The court also considered the provision of security as a demonstration of the employer's ability to pay the debt:

"Contrary to the [worker]'s submission that putting the funds into an escrow amount merely creates the 'illusion of solvency', the fact that the company possesses cash on hand matching the size of the amount demanded, as well as the financial wherewithal to ringfence that cash while going about its daily business, tends to show that the company is in a position to pay that amount."

The cash flow test

The court discussed the cash flow test to determine if the employer should proceed to winding up proceedings for failure to pay its outstanding debt to the worker.

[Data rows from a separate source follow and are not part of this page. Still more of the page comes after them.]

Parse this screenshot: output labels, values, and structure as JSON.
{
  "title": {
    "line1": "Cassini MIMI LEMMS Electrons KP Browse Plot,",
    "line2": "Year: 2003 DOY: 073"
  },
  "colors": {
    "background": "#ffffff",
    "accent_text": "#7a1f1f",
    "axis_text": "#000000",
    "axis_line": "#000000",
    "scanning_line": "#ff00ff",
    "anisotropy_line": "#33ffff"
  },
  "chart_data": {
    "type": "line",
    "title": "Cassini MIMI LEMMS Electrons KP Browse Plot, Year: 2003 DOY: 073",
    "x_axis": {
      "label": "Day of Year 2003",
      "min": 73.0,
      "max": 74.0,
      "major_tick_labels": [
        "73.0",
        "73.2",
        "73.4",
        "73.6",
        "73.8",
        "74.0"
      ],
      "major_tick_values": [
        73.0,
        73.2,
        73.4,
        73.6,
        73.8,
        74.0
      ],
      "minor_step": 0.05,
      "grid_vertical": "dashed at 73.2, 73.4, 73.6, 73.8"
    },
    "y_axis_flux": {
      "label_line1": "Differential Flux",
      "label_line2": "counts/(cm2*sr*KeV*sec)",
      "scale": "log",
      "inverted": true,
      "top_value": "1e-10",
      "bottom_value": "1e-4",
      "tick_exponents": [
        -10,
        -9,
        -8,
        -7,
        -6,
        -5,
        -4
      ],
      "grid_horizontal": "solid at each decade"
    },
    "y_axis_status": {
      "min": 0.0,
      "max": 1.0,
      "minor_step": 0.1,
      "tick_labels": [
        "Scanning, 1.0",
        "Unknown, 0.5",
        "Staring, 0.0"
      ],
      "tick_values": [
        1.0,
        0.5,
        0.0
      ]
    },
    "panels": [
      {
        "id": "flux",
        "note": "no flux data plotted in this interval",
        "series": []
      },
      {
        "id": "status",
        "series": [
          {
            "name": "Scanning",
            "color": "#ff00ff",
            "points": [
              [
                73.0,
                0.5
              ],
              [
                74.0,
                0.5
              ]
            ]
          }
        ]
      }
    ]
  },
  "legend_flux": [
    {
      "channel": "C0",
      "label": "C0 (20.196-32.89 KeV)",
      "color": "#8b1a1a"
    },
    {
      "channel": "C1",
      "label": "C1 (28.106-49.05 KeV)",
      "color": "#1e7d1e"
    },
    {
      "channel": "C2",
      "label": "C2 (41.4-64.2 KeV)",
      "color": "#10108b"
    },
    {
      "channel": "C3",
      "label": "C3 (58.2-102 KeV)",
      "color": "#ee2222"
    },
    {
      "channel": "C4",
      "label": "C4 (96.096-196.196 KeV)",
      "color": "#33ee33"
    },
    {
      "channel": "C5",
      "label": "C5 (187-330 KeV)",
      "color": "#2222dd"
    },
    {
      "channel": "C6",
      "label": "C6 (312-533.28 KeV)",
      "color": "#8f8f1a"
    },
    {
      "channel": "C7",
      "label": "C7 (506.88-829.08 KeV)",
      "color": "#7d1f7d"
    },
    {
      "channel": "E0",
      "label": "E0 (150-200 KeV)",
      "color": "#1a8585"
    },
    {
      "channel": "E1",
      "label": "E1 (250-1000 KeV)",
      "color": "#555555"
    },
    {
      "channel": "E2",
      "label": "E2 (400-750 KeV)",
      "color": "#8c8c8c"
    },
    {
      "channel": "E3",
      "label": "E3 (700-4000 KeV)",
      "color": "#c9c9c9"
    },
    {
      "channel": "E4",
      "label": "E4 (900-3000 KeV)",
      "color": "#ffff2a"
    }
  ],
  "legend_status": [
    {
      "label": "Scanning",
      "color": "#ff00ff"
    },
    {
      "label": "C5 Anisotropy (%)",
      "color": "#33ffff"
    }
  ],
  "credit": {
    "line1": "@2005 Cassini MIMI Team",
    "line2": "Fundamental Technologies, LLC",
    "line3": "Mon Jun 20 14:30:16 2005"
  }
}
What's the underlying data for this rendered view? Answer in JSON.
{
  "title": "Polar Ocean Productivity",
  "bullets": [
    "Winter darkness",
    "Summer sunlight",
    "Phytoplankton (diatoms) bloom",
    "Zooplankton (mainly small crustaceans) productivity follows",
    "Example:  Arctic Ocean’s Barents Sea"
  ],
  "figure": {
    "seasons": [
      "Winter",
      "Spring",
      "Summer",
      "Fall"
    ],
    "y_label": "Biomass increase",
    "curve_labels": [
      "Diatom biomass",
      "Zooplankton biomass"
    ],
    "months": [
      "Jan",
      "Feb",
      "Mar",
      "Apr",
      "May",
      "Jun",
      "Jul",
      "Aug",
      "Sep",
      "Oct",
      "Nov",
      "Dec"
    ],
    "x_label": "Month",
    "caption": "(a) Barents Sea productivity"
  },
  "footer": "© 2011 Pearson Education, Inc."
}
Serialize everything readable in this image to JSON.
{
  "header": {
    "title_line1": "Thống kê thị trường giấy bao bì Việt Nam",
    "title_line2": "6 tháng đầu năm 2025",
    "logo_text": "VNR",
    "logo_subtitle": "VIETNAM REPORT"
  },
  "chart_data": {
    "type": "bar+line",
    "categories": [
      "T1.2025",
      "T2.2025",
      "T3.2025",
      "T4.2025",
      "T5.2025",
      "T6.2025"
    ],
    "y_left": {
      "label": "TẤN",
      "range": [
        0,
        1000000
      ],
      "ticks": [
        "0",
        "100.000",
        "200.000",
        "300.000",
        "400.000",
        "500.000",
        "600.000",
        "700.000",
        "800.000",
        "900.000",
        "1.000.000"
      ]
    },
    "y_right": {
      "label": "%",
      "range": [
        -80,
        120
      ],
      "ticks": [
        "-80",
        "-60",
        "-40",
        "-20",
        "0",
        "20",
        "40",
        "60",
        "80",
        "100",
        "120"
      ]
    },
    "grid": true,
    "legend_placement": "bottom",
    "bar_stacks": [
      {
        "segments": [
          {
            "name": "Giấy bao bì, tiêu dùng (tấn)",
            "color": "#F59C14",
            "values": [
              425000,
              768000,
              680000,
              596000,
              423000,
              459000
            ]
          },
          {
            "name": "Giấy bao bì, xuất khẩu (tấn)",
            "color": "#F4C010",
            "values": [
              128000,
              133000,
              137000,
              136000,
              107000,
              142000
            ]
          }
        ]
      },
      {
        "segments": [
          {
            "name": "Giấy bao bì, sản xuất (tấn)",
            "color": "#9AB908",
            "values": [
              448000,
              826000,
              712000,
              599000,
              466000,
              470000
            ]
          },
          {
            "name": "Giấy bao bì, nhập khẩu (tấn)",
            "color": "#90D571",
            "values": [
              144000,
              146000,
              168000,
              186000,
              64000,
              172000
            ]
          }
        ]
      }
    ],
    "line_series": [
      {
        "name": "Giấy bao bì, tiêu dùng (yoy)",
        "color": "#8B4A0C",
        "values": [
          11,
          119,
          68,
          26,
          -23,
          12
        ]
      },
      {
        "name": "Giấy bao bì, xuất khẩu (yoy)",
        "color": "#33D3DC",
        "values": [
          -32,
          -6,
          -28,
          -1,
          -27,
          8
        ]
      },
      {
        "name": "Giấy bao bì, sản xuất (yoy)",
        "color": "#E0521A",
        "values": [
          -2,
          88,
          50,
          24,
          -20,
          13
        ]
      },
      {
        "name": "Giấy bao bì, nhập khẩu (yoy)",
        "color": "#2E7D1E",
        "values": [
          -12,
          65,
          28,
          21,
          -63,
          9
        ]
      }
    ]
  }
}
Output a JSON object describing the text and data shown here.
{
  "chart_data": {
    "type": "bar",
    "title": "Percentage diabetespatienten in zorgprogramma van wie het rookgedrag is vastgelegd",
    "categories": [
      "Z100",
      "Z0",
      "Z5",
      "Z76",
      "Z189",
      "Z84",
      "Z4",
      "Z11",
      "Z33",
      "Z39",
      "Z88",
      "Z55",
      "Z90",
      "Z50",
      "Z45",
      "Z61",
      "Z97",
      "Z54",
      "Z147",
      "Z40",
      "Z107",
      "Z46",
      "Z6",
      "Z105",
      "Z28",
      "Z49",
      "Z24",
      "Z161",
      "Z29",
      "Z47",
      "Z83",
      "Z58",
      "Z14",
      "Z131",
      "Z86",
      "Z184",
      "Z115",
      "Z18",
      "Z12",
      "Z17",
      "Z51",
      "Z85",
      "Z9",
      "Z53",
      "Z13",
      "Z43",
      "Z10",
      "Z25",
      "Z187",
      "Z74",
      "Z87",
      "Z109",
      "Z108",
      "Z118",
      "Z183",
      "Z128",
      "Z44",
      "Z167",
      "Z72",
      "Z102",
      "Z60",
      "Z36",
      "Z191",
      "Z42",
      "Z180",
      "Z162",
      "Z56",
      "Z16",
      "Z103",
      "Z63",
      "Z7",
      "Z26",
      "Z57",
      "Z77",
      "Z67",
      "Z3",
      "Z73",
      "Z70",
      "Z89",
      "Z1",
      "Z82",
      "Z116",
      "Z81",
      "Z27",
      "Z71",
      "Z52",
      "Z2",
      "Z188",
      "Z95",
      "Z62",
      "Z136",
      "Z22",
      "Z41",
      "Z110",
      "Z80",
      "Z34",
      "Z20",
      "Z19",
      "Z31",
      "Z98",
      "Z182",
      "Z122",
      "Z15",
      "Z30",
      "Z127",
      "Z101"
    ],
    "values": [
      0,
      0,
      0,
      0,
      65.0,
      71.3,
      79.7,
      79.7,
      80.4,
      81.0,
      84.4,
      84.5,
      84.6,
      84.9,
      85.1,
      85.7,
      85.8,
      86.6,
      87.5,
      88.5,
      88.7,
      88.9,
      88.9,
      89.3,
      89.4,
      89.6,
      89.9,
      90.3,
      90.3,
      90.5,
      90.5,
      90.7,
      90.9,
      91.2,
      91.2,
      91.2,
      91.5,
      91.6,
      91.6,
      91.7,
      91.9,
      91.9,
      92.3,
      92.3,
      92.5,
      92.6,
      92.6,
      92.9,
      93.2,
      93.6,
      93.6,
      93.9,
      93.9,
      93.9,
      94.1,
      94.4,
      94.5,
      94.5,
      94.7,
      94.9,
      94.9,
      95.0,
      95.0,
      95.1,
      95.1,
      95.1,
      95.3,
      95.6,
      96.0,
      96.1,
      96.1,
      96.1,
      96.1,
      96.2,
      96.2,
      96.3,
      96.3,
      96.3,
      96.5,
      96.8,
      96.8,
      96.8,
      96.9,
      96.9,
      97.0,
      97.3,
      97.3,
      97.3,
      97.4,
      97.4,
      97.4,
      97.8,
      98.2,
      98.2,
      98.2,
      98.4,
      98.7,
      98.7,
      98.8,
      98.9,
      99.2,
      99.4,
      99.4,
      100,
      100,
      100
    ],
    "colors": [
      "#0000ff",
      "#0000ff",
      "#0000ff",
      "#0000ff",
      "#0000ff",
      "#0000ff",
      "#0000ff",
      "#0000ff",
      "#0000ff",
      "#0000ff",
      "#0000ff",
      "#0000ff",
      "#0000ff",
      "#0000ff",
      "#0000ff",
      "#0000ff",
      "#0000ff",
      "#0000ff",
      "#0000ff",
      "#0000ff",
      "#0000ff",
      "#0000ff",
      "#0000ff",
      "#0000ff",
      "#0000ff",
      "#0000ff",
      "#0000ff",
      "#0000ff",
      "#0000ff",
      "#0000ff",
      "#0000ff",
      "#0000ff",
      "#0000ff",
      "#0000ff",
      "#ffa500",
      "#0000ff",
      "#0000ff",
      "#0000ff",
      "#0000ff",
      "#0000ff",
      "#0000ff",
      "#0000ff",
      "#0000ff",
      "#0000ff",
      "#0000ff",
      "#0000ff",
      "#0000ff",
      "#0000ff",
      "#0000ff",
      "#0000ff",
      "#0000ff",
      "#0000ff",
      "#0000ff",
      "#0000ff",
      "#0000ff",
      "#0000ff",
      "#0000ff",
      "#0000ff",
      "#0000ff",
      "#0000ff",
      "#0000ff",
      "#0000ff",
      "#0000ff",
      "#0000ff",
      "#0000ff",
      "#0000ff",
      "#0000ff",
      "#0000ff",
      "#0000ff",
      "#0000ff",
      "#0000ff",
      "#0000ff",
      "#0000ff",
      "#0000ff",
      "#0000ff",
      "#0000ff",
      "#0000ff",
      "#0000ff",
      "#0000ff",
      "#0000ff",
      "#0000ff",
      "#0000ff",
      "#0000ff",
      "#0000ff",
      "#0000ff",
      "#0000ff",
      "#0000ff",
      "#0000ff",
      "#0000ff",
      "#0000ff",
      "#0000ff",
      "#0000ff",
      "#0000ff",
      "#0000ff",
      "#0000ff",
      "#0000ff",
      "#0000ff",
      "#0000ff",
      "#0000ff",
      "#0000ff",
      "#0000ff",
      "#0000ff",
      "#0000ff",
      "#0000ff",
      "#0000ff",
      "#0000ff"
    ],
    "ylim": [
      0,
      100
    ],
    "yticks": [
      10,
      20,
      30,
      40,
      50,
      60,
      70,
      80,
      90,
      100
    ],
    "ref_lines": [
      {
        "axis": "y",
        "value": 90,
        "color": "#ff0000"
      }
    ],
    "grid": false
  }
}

“For clarity, the cash flow test assesses whether the company’s current assets exceed its current liabilities such that it is able to meet all debts as and when they fall due. ‘Current assets’ and ‘current liabilities’ refer to assets which will be realisable and debts which will fall due within a 12-month timeframe, as this is the standard accounting definition for those terms,” the court said.

“The cash flow test assesses whether the company’s current assets exceed its current liabilities, such that it is able to meet all debts as and when they fall due. In this regard, “current assets” and “current liabilities” refer respectively to assets which will be realisable and debts which will fall due, within a 12-month timeframe. The Court of Appeal also set out a non-exhaustive list of factors which should be considered under the cash flow test:

(a) the quantum of all debts which are due or will be due in the reasonably near future;

(b) whether payment is being demanded or is likely to be demanded for those debts;

(c) whether the company has failed to pay any of its debts, the quantum of such debt, and for how long the company has failed to pay it;

(d) the length of time which has passed since the commencement of the winding-up proceedings;

(e) the value of the company’s current assets and assets which will be realisable in the reasonably near future;

(f) the state of the company’s business, in order to determine its expected net cash flow from the business by deducting from projected future sales the cash expenses which would be necessary to generate those sales;

(g) any other income or payment which the company may receive in the reasonably near future; and

(h) arrangements between the company and prospective lenders, such as its bankers and shareholders, in order to determine whether any shortfall in liquid and realisable assets and cash flow could be made up by borrowings which would be repayable at a time later than the debts,” the court said.

The court found that the worker had failed to establish the employer's inability to pay its debts under the cash flow test:

"The [worker] has not even crossed that first milestone of showing that the [employer’s] current liabilities exceed its current assets."

The court's decision highlighted the importance of proper documentation and evidence in employment disputes, particularly when it comes to proving salary payments, saying “it was incumbent on the company to show that there were deferred payment plans to postpone the due date of the company's current liabilities."

This case serves as a reminder for both employers and employees to maintain accurate records of salary payments and to address disputes promptly to avoid escalation into winding-up proceedings.

Moreover, the case demonstrates the court's approach in balancing the interests of both parties in an employment dispute, considering factors such as the employer's efforts to satisfy the statutory demand, the provision of security, and the company's financial health under the cash flow test.